Penaltı gol olmasa bile kötü oynadığımız dakikalarda böylesine bireysel hatalar yapmamalıyız. Tıpkı yediğimiz ikinci goldeki gibi. Oyun pekala 1-1 bitecekken, bir yan topta kaleci Volkan Babacan ve sol direk dibinde bulunun İsmail Köybaşı hatalar yapıp, topu çıkartamadılar ve maalesef olmayacak pozisyon kalemizde gol oldu. Şu maçı Fransa'da oynadığımız bir grup maçı olarak düşünsek bugün kahrolmuştuk. Pisi pisine maçı kaybettik diyecektik.

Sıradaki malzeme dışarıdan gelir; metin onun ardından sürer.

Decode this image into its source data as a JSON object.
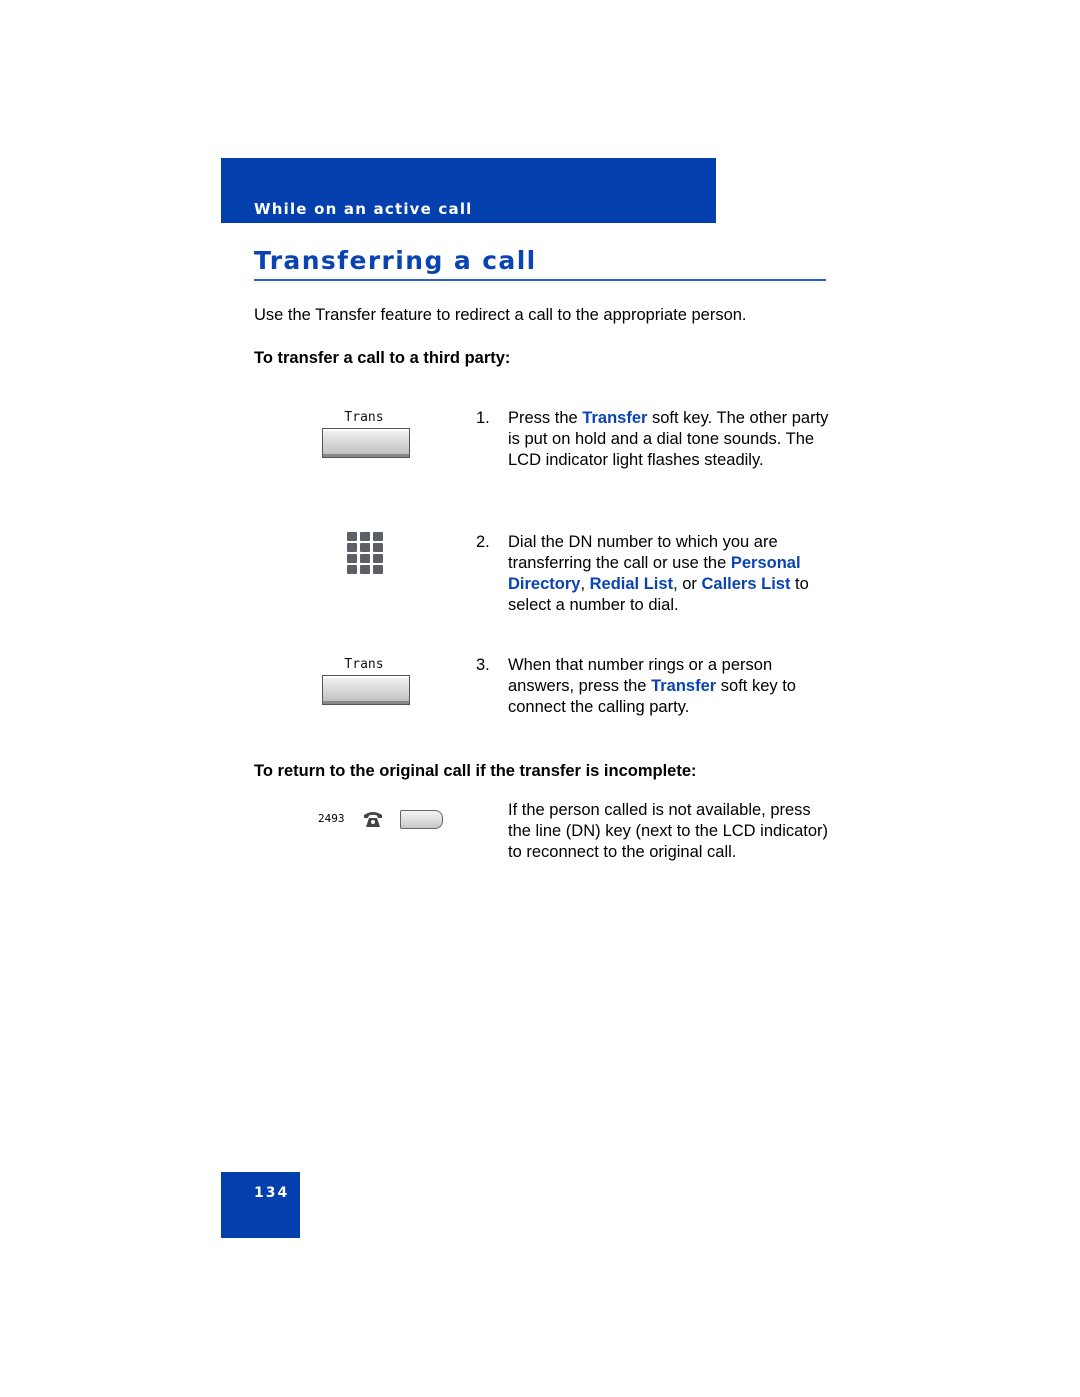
{
  "header": {
    "section_title": "While on an active call"
  },
  "page": {
    "title": "Transferring a call",
    "intro": "Use the Transfer feature to redirect a call to the appropriate person.",
    "page_number": "134"
  },
  "procedure1": {
    "heading": "To transfer a call to a third party:",
    "steps": [
      {
        "num": "1.",
        "icon": {
          "type": "soft-key",
          "label": "Trans"
        },
        "parts": [
          "Press the ",
          "Transfer",
          " soft key. The other party is put on hold and a dial tone sounds. The LCD indicator light flashes steadily."
        ]
      },
      {
        "num": "2.",
        "icon": {
          "type": "dialpad-icon"
        },
        "parts": [
          "Dial the DN number to which you are transferring the call or use the ",
          "Personal Directory",
          ", ",
          "Redial List",
          ", or ",
          "Callers List",
          " to select a number to dial."
        ]
      },
      {
        "num": "3.",
        "icon": {
          "type": "soft-key",
          "label": "Trans"
        },
        "parts": [
          "When that number rings or a person answers, press the ",
          "Transfer",
          " soft key to connect the calling party."
        ]
      }
    ]
  },
  "procedure2": {
    "heading": "To return to the original call if the transfer is incomplete:",
    "line_dn": "2493",
    "text": "If the person called is not available, press the line (DN) key (next to the LCD indicator) to reconnect to the original call."
  },
  "colors": {
    "brand_blue": "#0340ad",
    "keyword_blue": "#0a44b3"
  }
}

Bizim sorunumuz pozisyon bulmak değil. Mesela uzatma dakikalarında bile Olcay'ın vuruşunu kaleci Hart çok iyi bir refleksle kurtarmamış olsa maç berabere bitmişti. Asıl sorunumuz manasız ve kritik yerlerde yaptığımız bireysel hatalar. Çünkü bu hataların telafisi yok ve yenen her gol belki de Fransa'ya veda etmek anlamına gelecek.